Sam Penrod Reporting A small dairy in Utah County has been ordered to shut down. It just opened a few months ago, and the owner got approval from the city, but that approval was reversed last night. This is the second time Mapleton City has reversed approval for agriculture in the past few months.
The first time was for a snake farm which had already built barns to raise pythons and exotic snakes. Now it is a young dairyman who is being told he'll have to shut down.
Paul Opfar is 28 years old. He decided to live his dream of starting his own dairy on this farmland on the east side of Mapleton. He milks about 50 cows twice a day, every day. "My day starts early at 3 a.m., and it takes me about two and a half hours to milk the cows. I usually get on the road about six and then I have another job in town; I work from 7:00 am to 5:30 pm," Opfar said.

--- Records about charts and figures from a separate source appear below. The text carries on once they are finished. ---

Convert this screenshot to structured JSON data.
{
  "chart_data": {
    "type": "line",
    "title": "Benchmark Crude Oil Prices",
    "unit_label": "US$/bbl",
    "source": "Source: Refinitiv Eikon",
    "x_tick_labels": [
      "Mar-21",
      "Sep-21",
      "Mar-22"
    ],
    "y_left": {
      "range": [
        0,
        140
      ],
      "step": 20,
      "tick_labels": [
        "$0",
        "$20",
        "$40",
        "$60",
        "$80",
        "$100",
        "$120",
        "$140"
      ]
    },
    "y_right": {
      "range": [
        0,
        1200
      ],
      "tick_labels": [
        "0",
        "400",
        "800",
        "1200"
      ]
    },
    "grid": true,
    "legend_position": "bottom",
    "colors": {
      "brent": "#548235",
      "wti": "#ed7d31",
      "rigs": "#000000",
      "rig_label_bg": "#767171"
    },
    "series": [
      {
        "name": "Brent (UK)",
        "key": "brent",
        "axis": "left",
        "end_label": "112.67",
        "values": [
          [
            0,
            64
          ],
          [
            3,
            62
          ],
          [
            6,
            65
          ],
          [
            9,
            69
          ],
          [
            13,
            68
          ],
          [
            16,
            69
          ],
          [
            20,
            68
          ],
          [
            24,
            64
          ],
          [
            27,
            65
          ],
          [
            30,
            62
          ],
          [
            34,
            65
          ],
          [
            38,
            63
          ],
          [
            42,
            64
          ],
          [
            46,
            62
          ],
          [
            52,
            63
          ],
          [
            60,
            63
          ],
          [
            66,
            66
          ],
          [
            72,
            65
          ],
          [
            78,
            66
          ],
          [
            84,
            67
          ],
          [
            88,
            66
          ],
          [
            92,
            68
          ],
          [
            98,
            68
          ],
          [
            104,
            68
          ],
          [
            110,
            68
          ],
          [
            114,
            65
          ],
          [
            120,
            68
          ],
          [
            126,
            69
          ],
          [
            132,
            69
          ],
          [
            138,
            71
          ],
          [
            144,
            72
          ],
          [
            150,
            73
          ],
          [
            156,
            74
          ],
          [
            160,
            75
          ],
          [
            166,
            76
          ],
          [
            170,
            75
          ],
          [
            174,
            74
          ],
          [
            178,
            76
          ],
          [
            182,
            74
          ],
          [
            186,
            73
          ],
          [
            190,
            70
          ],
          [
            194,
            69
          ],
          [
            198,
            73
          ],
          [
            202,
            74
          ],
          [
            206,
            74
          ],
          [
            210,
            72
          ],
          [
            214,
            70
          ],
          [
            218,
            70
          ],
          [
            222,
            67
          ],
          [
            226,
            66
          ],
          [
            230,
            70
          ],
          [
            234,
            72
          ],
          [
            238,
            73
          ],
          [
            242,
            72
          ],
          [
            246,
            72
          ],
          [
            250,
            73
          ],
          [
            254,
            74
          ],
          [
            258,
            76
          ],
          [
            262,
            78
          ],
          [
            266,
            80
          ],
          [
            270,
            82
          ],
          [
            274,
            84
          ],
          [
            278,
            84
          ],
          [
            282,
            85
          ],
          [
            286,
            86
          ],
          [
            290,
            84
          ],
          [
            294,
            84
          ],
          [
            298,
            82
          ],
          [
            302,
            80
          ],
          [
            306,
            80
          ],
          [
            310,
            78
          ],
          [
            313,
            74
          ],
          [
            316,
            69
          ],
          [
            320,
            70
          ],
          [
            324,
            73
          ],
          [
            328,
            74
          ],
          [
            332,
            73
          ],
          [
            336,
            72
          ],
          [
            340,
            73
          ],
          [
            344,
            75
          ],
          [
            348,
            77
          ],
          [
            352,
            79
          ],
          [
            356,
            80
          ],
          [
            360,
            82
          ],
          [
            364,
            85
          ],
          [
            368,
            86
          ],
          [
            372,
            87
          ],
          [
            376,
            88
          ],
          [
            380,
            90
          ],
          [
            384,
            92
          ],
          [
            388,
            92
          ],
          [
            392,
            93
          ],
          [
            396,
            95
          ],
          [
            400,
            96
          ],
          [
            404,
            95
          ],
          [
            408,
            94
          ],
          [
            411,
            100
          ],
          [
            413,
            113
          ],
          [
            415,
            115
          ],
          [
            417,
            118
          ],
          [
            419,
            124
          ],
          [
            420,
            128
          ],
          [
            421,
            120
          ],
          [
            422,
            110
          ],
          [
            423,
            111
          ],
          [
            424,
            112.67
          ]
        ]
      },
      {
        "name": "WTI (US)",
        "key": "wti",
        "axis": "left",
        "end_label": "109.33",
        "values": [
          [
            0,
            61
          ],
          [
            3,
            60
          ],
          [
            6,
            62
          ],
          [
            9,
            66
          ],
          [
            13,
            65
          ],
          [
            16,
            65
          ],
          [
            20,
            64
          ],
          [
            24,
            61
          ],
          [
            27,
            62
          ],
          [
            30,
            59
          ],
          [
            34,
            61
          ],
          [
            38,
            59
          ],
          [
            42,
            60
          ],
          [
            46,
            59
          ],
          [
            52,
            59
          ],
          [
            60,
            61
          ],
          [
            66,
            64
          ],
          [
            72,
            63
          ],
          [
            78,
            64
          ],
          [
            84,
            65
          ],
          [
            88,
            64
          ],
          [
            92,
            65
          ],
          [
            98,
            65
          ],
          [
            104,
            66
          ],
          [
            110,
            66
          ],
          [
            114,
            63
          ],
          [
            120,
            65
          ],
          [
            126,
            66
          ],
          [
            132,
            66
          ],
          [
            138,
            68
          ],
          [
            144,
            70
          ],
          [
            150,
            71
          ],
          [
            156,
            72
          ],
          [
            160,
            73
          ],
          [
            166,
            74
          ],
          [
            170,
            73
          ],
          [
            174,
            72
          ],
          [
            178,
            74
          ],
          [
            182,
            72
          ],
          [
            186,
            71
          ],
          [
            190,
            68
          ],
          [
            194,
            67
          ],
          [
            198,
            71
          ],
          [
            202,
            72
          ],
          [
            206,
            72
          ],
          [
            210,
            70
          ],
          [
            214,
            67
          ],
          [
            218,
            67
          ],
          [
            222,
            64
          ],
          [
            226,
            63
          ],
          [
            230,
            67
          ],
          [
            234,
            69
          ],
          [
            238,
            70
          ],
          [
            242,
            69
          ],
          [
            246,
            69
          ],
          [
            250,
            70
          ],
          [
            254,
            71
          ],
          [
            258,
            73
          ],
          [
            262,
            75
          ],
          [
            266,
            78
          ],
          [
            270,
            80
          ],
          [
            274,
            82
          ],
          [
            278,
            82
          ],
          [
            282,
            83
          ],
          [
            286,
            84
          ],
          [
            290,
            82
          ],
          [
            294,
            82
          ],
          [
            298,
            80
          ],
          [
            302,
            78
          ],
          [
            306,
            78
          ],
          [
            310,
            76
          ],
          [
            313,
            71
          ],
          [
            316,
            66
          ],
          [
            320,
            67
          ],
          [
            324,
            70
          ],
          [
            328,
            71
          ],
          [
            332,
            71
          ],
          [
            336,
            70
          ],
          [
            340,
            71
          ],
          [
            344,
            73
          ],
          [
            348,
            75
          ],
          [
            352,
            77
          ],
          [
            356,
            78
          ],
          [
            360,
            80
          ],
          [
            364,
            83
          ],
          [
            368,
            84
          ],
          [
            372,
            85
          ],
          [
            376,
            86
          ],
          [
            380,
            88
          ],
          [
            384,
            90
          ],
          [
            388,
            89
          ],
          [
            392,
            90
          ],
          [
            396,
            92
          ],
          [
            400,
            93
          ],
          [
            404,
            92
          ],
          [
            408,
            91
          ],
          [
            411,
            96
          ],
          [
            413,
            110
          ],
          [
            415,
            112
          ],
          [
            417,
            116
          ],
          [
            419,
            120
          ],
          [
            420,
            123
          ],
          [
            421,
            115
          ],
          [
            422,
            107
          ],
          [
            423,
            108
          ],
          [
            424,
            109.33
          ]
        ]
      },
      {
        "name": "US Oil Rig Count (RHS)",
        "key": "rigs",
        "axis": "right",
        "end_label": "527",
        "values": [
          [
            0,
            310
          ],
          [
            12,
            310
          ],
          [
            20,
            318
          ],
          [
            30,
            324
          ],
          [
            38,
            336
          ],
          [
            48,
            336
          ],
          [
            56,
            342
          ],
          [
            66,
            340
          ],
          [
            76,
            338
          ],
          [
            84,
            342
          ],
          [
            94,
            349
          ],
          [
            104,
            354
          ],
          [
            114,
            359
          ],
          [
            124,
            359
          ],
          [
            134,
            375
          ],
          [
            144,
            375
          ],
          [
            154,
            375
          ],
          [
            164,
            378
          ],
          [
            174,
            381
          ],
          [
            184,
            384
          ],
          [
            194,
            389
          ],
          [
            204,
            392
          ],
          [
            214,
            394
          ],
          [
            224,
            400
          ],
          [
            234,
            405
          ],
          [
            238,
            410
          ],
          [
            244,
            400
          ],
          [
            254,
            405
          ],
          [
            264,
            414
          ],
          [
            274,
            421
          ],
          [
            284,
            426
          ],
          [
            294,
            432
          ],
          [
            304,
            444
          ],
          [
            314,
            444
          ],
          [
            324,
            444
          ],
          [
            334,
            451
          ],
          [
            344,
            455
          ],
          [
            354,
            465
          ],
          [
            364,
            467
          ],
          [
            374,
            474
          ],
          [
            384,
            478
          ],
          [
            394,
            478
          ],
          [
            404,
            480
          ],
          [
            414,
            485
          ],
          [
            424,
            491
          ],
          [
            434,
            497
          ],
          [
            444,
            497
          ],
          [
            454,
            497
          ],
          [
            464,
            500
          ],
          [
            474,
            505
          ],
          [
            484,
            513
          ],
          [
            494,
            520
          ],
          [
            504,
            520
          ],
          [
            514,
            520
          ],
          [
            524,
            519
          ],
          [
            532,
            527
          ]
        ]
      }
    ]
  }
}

Opfar leased the farm and originally had 120 beef cattle on the property. He got a building permit for his milking barn but after it was built was told he needed another permit. "We started milking the cows, and August 17 we got a letter in the mail saying we needed to apply for a conditional use permit ... went down and took care of that. Then October 21 we got our conditional use permit approved," Opfar told KSL.
Everything was fine until neighbors complained to the city, fearing odor problems or flies from the dairy. "They picked up the farm in 1905, and it's been farmed ever since then, and the current zoning is agriculture," Opfar said.
But last night Mapleton City's Board of Adjustment voted to revoke that conditional use permit for the dairy, giving Opfar 30 days to shut down. He believes the city is more interested in high-priced building lots and houses than allowing anything agricultural. "I am heartbroken because this is something, I mean you don't see an everyday Joe trying to start a dairy farm. A lot of people think I'm crazy. It was good, but I am disappointed for sure," Opfar said.
KSL talked with the city attorney, who says the city wasn't convinced the dairy could keep the odor and flies from disturbing the neighbors. Opfar says he is considering his options, including an appeal.